Daher war Weyl für seine Erkenntnisperspektive im gesamten Verlauf seiner Entscheidungsbemühungen allein selbst die Instanz, aus der die Entscheidung hervorgehen würde. Er stand in der persontypischen Situation unabtretbarer Wahl. Für seine Erkenntnis war seine ganze lebende Person, wie sie auf die Straßenbahn sprang und zum Telegraphenamt fuhr, der Ursprung seiner kommenden Wahl und Handlung.

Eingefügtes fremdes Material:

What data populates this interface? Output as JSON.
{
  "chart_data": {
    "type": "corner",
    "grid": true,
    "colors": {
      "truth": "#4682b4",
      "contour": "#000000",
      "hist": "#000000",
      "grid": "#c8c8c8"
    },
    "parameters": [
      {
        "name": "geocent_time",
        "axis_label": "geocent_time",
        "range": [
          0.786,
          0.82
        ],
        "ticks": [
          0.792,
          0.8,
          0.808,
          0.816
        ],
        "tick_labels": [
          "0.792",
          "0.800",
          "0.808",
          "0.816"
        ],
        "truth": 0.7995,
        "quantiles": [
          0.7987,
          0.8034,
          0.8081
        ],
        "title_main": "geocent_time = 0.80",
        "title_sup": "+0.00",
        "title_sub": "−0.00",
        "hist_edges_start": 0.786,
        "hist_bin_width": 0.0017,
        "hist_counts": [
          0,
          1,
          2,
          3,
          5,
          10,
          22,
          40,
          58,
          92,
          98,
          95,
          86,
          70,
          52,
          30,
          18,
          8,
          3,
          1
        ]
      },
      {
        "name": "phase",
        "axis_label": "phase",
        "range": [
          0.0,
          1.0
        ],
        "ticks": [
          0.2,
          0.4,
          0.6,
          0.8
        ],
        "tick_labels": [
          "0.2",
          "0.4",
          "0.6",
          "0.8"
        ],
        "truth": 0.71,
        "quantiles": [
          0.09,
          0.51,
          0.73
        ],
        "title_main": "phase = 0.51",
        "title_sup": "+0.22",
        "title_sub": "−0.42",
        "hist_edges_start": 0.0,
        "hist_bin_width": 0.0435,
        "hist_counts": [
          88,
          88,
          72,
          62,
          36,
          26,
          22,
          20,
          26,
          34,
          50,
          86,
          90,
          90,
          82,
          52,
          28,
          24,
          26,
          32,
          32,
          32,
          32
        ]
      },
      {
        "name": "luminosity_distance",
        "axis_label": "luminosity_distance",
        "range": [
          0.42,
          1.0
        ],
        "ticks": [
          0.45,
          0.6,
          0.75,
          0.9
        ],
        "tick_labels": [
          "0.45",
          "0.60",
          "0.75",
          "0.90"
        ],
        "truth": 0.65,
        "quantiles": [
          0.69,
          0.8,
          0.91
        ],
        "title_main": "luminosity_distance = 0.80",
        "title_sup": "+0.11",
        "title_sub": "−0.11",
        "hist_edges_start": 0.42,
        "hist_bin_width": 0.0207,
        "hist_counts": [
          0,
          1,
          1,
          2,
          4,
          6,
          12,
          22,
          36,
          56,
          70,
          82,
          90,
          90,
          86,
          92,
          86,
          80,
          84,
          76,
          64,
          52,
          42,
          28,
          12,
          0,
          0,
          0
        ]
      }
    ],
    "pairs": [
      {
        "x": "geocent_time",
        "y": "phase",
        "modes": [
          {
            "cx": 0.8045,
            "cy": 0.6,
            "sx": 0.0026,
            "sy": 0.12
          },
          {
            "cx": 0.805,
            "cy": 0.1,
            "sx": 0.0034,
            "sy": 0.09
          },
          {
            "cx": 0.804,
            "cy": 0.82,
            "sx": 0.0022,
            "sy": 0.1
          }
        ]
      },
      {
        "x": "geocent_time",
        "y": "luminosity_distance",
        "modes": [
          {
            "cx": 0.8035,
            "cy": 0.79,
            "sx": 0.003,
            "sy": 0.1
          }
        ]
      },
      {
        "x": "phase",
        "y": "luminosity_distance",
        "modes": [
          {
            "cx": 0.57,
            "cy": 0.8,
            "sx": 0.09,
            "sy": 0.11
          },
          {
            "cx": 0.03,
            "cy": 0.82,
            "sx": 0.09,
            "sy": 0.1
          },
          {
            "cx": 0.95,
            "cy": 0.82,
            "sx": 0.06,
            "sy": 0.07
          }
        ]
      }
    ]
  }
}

Zwar erwähnt Weyl selbst äußere Umstände, die zu seiner Willensbildung beigetragen haben könnten, z. B. die freundliche Stimmung am Seeufer. Aber der Beitrag solcher Faktoren ist nur möglich, wenn sie in der Person auf etwas treffen, was durch sie beeinflussbar ist. Sonst bleiben sie irrelevant. Und Faktum sowie Größe eines solchen Beitrags sind im Zeitfenster des Entscheidungsprozesses für die Person selbst ebensowenig verlässlich erkennbar wie Verlauf und Schlusspunkt dieses ganzen Vorgangs. Im Übrigen gibt es in dem Zeitraum, in dem sich eine Entscheidung formiert, immer ungezählt viele äußere Umstände, die da sind, aber ohne Einfluss bleiben. Auch über deren Relevanz oder Irrelevanz kann sich eine Person vor ihrem Tun kein sicheres und vollständiges Bild machen.

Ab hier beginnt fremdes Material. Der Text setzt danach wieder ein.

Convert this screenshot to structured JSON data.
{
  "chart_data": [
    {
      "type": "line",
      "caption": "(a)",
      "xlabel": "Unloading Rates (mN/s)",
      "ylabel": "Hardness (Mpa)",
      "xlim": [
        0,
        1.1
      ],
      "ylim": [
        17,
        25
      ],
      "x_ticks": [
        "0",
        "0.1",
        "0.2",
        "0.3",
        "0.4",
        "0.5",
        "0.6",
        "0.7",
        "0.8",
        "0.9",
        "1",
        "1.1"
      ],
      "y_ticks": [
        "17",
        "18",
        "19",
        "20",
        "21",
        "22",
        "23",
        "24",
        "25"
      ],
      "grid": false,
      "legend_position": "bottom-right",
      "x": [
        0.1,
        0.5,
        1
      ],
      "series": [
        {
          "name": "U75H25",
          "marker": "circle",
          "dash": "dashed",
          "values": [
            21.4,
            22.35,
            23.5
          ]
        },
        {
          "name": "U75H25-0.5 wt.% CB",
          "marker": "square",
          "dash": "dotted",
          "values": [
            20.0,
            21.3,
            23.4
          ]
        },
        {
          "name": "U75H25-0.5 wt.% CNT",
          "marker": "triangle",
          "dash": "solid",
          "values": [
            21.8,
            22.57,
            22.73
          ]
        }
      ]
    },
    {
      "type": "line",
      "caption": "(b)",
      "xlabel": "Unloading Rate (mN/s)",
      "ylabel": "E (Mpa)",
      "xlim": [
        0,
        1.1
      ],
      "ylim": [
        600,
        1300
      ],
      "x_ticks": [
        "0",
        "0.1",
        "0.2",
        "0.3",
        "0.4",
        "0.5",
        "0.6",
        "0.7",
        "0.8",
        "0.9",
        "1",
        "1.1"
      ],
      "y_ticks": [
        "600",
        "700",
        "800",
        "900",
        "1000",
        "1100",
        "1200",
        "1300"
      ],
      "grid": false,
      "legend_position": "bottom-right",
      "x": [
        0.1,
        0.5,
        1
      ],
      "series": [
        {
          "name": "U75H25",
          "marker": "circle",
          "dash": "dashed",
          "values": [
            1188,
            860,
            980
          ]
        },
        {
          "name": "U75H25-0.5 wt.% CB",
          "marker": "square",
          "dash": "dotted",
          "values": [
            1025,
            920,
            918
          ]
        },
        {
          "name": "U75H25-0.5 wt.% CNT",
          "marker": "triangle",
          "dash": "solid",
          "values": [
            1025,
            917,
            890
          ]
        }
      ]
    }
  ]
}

Das Sich-Bilden von Weyls Wollen war für seinen direkten Zugriff unverfügbar, das Ergebnis trat für ihn unversehens und unerwartet ein. Trotzdem wurde er nicht von fremden Mächten zu seiner Ablehnung des Göttinger Rufes bestimmt. Vielmehr gingen diese Entscheidung und die unmittelbar folgende Handlung aus einem komplexen Prozess in oder an der ganzen Person Hermann Weyl hervor. Es ist sogar sinnvoll zu sagen, Weyl war in diesem Zeitfenster neben vielem anderen, das zu ihm gehörte, dieser Prozess selbst. Von Verlauf wie Ergebnis dieses Vorgangs konnte Weyl mit allem Recht sagen: »Das war ich. Der Vorgang, in dem sich meine Entscheidung formte, und das Niederschreiben auf dem Formular waren zu dieser Zeit zentrale Züge meines Lebensprozesses. Den kannte ich zwar als Ganzen nicht, wie ich auch mich selbst als ganzes Lebewesen nicht kennen kann. Aber trotz meiner Unkenntnis bin ich dieses Lebewesen und war ich mit allem, was zu mir gehört, selbst die Instanz, aus der mein Entscheiden und Tun hervorging.« Hätte er so gesprochen, dann wäre dies ein passender Ausdruck für die Unabtretbarkeit seiner Wahl gewesen und für seine unausweichliche Urheberschaft beim eigenen Entscheiden und Tun.